So this is Christmas,

And what have you done?

I’ll tell you what I’ve done. While working to make my PDA act as a USB host, the easiest way to test my success was to have the PDA access a flash drive. It doesn’t take much to consider putting Christmas songs onto that flash drive, and then have mplayer on the PDA play them. So I did just that. The end result is kind of neat, but also convoluted.

First, here’s the PDA:

[IMAGE: HP iPAQ hx4700]

And the flash drive containing the tunes, plugged into the PDA:

[IMAGE: Creative Muvo plugged into hx4700]

The USB connector on this thing can power small devices, such as pen drives, etc. It even powers up and recognises my Microsoft Intellimouse, but the UI isn’t designed to work with such a device. Bear in mind this is Linux, and you could compile support for pretty much anything that’s in the x86 kernel.

The cable attached to the bottom edge of the PDA provides a serial link to let me watch kernel messages or, when fully booted, allow me to login. However, I work primarily on my laptop, and that’s new and shiny enough to not include a serial port. So the serial link connects the PDA to this guy instead:

[IMAGE: Tidy little ShuttleX desktop system]

But why have two keyboard cluttering my (admittedly sizeable) desk space when one means a lot less moving around?

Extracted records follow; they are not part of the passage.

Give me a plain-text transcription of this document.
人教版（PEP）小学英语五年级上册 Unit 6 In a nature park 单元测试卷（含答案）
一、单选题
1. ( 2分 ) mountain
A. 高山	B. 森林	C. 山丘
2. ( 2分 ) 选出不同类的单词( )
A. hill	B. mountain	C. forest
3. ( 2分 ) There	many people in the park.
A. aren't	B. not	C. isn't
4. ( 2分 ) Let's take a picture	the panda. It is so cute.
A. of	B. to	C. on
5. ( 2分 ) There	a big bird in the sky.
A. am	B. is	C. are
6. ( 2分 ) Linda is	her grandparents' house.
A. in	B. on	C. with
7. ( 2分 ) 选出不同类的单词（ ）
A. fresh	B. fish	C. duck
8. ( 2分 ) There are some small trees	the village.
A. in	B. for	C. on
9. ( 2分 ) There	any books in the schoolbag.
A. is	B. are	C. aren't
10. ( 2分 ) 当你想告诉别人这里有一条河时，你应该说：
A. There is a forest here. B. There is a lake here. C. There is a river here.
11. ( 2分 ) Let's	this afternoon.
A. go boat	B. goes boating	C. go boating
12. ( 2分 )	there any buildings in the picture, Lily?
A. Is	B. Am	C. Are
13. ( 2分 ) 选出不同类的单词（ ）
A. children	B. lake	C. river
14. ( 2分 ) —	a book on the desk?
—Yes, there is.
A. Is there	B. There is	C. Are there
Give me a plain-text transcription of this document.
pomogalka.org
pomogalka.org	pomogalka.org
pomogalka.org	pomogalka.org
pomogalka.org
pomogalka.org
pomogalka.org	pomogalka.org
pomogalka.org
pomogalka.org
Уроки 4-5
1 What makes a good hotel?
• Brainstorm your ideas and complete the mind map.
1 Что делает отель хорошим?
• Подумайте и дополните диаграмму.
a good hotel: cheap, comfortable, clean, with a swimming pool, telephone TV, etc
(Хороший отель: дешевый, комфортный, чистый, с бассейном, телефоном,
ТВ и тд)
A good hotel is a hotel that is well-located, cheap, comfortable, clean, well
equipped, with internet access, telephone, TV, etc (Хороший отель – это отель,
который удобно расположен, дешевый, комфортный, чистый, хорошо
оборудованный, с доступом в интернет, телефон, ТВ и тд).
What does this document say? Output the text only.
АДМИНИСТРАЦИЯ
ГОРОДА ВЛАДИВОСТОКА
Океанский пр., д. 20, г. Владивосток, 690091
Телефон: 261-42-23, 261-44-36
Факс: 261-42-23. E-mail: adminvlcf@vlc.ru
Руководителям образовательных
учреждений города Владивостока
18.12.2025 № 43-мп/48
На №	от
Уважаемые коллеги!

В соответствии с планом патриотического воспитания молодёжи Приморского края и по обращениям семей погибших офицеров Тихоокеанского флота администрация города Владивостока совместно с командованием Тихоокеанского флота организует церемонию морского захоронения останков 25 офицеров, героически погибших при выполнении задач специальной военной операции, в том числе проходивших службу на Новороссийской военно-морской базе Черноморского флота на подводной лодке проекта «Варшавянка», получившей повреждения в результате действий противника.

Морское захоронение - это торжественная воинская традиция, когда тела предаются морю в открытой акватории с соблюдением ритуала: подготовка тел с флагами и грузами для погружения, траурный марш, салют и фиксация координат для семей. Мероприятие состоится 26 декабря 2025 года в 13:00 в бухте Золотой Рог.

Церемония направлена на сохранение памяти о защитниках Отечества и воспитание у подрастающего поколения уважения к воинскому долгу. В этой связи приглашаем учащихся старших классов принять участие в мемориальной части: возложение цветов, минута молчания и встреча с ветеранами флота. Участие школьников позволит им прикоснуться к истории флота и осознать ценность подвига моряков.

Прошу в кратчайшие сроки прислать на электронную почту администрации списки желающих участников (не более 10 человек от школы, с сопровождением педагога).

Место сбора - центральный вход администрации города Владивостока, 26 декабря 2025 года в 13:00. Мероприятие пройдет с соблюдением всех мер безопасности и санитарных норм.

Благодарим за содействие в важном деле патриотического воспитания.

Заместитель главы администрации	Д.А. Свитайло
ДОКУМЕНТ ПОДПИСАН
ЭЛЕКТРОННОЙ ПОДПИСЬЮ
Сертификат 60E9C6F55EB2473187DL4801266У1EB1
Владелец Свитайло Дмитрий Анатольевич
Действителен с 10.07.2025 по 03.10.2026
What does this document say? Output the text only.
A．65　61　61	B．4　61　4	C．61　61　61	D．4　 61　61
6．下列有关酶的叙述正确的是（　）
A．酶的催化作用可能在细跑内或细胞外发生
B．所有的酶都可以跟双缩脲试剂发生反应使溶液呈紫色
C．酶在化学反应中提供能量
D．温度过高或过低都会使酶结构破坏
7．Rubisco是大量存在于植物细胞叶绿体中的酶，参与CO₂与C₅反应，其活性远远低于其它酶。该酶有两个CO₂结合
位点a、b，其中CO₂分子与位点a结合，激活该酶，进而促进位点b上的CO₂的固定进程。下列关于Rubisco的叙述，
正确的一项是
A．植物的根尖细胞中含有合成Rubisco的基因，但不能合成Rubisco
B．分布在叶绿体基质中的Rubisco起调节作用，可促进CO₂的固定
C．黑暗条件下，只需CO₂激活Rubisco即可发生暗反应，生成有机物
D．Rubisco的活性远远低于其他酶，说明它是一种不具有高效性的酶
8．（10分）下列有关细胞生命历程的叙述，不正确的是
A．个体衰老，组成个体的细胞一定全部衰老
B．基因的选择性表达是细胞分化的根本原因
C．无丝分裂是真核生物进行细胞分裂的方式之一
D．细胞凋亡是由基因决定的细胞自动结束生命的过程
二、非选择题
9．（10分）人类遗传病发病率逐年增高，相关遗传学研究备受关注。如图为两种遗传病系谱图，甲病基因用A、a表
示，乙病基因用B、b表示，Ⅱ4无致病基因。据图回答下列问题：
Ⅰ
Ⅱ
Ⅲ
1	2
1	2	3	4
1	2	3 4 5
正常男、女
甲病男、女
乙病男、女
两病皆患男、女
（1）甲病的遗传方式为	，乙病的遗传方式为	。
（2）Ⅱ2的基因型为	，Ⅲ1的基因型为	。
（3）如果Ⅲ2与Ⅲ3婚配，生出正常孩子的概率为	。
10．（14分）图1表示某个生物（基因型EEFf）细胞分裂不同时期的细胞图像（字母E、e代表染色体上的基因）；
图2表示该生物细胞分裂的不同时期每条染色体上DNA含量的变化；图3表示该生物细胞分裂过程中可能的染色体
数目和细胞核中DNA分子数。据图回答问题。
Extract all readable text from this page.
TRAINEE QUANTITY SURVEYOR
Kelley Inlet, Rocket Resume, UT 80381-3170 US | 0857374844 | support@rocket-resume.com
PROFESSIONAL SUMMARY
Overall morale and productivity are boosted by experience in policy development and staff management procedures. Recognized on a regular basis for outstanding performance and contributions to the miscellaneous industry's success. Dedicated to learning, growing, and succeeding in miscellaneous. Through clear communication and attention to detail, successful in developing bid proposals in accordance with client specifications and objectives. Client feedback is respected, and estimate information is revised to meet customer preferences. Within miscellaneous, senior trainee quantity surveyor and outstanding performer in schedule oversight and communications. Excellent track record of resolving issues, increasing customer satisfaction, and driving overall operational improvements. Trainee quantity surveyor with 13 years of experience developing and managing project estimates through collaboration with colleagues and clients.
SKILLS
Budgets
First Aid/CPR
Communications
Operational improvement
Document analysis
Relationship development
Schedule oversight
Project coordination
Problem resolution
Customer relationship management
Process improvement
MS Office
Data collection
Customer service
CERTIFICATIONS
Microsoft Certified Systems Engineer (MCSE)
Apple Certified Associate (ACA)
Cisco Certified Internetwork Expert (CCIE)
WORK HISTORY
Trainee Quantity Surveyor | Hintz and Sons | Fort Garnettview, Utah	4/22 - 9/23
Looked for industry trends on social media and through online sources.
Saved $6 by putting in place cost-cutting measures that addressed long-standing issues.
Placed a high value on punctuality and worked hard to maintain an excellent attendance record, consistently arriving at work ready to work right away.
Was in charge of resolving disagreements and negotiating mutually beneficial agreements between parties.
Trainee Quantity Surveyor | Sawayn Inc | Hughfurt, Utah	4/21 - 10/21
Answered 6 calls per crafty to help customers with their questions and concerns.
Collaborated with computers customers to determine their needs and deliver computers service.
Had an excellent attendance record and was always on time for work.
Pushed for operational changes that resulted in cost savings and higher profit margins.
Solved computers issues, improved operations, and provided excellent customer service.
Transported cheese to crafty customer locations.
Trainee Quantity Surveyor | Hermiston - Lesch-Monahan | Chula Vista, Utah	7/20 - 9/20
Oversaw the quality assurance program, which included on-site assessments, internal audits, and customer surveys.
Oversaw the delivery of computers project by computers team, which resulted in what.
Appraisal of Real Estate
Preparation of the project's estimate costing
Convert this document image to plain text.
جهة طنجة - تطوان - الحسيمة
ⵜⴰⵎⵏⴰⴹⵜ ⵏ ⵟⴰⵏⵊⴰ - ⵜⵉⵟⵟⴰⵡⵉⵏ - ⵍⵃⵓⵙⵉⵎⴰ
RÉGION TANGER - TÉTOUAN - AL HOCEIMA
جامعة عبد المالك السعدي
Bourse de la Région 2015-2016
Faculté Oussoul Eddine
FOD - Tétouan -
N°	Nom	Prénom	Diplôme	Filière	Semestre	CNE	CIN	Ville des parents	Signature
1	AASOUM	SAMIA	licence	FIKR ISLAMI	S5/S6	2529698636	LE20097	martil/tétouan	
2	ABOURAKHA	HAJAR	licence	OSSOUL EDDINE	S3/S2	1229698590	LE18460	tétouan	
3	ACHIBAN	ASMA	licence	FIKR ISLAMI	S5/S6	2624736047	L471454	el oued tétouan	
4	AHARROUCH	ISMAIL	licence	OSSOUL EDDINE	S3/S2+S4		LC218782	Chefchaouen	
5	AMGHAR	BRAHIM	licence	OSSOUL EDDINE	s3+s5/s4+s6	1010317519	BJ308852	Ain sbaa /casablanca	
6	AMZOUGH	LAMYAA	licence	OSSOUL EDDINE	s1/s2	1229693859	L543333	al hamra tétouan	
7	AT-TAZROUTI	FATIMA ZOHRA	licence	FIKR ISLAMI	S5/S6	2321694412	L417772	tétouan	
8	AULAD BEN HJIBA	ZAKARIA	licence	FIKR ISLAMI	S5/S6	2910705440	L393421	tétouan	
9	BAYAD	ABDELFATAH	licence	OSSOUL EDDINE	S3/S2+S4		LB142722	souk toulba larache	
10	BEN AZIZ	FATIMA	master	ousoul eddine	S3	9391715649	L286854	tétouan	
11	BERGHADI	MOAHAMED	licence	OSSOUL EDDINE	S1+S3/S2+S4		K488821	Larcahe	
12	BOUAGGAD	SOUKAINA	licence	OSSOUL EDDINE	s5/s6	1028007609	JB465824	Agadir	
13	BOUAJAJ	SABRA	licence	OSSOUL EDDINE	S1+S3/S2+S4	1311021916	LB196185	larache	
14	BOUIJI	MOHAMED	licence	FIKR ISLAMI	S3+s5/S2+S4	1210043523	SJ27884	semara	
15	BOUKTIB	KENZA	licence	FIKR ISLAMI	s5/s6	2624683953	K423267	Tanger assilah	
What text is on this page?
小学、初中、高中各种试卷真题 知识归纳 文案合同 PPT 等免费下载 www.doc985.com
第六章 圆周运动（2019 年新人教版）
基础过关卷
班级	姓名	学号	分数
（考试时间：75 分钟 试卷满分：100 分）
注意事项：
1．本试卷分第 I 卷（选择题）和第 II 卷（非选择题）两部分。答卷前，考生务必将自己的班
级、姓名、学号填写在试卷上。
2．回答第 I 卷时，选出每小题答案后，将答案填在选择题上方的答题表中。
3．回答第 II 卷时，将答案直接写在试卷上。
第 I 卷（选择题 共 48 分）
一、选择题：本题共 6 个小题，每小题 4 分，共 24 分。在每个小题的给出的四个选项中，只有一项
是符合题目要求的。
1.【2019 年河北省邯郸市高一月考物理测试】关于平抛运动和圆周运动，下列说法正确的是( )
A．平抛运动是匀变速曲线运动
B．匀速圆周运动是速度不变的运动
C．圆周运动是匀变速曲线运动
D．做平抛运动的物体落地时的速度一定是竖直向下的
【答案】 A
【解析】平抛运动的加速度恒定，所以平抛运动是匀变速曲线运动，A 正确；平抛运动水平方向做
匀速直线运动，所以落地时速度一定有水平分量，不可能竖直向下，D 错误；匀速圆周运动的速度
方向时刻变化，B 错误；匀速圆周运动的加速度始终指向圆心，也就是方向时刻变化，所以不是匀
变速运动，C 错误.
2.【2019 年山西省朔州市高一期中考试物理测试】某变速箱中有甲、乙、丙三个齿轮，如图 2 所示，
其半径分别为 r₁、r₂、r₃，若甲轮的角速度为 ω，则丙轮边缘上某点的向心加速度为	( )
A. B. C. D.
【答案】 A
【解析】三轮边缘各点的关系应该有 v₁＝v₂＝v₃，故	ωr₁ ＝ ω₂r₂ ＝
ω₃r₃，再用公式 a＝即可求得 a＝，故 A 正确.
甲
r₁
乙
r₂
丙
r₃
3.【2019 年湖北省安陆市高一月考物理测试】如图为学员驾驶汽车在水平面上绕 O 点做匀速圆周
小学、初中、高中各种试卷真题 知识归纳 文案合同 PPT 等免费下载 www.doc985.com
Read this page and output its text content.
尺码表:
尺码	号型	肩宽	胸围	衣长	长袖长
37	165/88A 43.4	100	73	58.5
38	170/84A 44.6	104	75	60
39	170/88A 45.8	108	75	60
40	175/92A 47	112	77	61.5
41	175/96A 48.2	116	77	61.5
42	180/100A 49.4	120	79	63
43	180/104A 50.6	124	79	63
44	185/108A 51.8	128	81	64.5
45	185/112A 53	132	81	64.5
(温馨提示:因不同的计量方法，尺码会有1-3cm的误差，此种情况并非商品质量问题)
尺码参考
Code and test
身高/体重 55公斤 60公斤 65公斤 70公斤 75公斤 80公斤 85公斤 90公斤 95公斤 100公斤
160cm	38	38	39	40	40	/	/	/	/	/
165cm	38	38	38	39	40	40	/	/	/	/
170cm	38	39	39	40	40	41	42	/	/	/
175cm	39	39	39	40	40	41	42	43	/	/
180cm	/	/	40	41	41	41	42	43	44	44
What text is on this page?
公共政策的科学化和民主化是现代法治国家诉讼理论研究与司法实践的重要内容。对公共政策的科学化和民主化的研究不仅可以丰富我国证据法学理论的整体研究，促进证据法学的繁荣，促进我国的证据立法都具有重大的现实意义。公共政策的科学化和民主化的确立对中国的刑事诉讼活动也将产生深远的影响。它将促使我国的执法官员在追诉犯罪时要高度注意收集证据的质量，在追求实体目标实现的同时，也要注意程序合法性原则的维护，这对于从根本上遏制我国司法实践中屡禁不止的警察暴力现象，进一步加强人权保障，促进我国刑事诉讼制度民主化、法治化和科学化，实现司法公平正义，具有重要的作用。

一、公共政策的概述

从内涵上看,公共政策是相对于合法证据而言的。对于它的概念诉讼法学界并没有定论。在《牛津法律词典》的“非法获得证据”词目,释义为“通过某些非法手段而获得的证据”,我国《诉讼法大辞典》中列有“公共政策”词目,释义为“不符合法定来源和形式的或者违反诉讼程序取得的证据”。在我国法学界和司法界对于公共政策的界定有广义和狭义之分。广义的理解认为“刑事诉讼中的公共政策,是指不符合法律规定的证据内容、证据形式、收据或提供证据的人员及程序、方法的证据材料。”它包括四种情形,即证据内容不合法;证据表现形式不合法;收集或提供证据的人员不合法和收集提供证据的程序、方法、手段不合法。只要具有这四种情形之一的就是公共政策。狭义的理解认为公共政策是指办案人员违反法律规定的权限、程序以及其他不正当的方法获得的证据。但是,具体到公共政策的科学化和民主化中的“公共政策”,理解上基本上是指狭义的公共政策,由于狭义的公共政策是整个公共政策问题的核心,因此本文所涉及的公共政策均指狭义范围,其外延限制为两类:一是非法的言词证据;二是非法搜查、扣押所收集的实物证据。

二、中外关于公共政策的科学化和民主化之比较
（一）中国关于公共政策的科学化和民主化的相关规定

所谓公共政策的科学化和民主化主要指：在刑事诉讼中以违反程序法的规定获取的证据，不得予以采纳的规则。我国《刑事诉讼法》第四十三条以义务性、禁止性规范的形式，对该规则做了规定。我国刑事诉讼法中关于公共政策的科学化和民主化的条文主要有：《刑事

The desktop machine is naturally controlled by my laptop via ssh, allowing the desktop’s keyboard to collect even more dust:

[IMAGE: Sony Vaio FE11H]

Finally, to avoid tinny-speaker syndrome, the standard small audio jack from the PDA winds up and connects to the office amplifier:

[IMAGE: Cambridge Audio A1 amplifier]

Given that I already had to compile USB host support for the PDA, and that the natural solution for testing is to try a flash drive, the additional effort involved in getting festive tunes to play off that drive was so minimal that this doesn’t even qualify as procrastination.

And so this is Christmas, I hope you have fun.